What felt intriguing and foreboding in earlier episodes now feels mysterious without being particularly compelling. As Mother, Marcus, Sue, and Campion and the other children continue to rotate around the same motifs over and over again, the character who is the most interesting to me at this juncture is poor jilted Father. Let’s take a moment to celebrate Father, the character who worries the most about his usefulness but who is actually the most steadfast, reliable, and sensitive of everyone on this entire show. He’s not all-powerful, but the fact that he is more vulnerable than Mother makes his choices all the more meaningful. While Mother absconds to the skies, Father stays grounded on the planet they are trying to transform into some sort of home. His look of joy when he sees Paul’s trap and his look of disdain when Hunter mocks him are the closest this episode comes to feeling like flesh and blood, which is why it hurts so much to see Father betrayed by the children he cared for so resolutely.

The war between Mother and the Mithraic proves that she is stronger than Marcus suspected and that she won’t be giving up her family without a fight. Later, when Sue makes the decision to try and rescue the children without getting the appropriate signal from Marcus and his team, we see how she is operating on instincts that seems to run against the male-dominated power games that she sees playing out all around her. Still, it’s worth noting that Marcus is operating on his own kind of instinct too. When he sees that Sue was able to rescue Paul, he creates a bizarre plan that sends his beloved son onto the battlefield as a child soldier, an on-the-nose allusion to his own experiences as a boy.

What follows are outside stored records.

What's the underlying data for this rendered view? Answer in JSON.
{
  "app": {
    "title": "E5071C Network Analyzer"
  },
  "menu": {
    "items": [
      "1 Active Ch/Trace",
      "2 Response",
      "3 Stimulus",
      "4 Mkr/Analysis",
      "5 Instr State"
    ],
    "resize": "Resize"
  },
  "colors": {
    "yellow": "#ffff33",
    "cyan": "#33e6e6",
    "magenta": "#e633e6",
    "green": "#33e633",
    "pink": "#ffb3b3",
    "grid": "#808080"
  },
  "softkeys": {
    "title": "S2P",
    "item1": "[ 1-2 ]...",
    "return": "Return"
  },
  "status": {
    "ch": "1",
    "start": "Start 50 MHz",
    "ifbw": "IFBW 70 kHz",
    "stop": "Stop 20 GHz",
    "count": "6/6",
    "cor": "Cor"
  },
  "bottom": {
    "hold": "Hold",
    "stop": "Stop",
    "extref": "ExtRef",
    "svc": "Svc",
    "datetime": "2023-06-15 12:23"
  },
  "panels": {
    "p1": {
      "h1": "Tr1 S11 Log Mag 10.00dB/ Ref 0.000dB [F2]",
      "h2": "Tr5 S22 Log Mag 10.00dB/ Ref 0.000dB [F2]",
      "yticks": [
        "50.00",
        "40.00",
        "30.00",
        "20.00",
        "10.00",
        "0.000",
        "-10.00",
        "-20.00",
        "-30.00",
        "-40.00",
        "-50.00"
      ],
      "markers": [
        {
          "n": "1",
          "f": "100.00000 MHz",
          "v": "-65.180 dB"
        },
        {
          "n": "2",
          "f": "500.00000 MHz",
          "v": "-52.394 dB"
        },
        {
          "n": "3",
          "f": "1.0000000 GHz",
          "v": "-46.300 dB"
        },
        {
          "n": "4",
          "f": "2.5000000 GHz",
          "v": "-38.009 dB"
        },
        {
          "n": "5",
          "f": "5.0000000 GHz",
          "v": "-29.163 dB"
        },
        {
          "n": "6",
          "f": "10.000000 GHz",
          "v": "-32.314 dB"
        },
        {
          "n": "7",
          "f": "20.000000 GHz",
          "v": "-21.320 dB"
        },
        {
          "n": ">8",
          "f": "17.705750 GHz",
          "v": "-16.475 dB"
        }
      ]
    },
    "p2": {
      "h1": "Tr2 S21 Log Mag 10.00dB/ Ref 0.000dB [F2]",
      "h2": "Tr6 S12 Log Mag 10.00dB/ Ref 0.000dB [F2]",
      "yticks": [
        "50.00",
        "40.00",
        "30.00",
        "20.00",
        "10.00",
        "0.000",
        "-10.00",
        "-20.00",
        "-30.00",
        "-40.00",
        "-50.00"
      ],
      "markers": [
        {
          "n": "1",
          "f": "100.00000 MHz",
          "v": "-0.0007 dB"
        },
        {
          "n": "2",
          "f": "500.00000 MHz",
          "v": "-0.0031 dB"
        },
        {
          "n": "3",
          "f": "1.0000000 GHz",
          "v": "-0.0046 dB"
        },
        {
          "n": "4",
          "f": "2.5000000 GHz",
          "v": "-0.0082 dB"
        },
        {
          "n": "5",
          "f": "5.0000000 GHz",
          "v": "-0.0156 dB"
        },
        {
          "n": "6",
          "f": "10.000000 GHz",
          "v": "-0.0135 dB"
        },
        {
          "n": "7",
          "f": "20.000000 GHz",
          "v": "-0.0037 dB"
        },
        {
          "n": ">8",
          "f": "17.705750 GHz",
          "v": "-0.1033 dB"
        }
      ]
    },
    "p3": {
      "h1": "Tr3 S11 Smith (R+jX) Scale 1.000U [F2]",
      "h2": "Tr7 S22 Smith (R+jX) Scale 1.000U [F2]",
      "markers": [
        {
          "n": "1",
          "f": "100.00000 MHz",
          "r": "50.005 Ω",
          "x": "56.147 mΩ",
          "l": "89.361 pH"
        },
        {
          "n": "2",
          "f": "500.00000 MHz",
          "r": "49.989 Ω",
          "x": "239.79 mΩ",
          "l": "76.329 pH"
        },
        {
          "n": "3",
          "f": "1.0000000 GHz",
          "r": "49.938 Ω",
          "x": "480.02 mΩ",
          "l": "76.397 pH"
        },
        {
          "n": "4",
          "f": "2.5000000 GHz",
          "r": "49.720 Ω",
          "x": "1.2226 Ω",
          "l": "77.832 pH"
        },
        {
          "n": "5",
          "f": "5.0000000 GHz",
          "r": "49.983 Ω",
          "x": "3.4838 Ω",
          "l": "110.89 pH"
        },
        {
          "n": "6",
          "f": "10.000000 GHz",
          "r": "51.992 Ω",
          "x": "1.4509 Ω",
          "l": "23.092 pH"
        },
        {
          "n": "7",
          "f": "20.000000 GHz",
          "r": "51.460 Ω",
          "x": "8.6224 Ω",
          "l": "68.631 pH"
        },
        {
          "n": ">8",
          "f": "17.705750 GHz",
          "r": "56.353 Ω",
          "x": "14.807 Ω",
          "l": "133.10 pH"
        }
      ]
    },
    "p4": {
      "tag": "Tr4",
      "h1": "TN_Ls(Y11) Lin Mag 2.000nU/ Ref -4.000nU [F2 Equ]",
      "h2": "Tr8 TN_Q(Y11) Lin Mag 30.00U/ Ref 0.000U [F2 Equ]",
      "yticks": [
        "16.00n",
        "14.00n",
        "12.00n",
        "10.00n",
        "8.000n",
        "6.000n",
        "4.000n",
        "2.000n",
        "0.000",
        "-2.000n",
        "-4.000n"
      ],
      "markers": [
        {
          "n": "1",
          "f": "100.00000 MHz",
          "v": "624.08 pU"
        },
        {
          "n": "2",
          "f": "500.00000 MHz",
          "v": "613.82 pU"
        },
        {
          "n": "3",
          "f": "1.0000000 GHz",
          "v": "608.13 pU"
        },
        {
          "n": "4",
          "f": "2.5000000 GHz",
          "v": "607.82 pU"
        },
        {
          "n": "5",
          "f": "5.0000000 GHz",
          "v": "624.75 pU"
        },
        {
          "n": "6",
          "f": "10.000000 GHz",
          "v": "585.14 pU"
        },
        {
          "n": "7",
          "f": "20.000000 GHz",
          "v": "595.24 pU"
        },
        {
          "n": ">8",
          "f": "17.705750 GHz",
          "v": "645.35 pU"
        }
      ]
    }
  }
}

In the final moments of the episode, we get a similarly sped-up series of plot points, as Paul quickly outwits Mother, who is frantically trying to save poor Father. When Mother chases after him to retrieve her eyes, Marcus come at her with an ax, and we watch as milk spews out of her body while she contorts on the ground in agony. He could have killed her, but hears some mysterious voices and decides not to, holding his son in his blood and milk-stained arms instead.


Stray observations

  • I really liked that Paul figured out the puzzle so much faster than Campion! There is so much talk that Campion is special, when he is really just a normal little kid.
  • I found Campion’s idea that everything has a soul, including Mother and Father, to be incredibly interesting and something I hope we come back to. It’s been kind of unclear where Campion’s beliefs about anything stem from.
  • I really don’t understand Sue’s character at all. Why does she let Marcus run the show? What exactly is her backstory?
  • The spirits are strong on this planet—lots of strange voices and ghosts of people who are already gone. If A.I. have souls (like Campion suggested) does that mean Mother and Father might not need their bodies to keep living on in this world?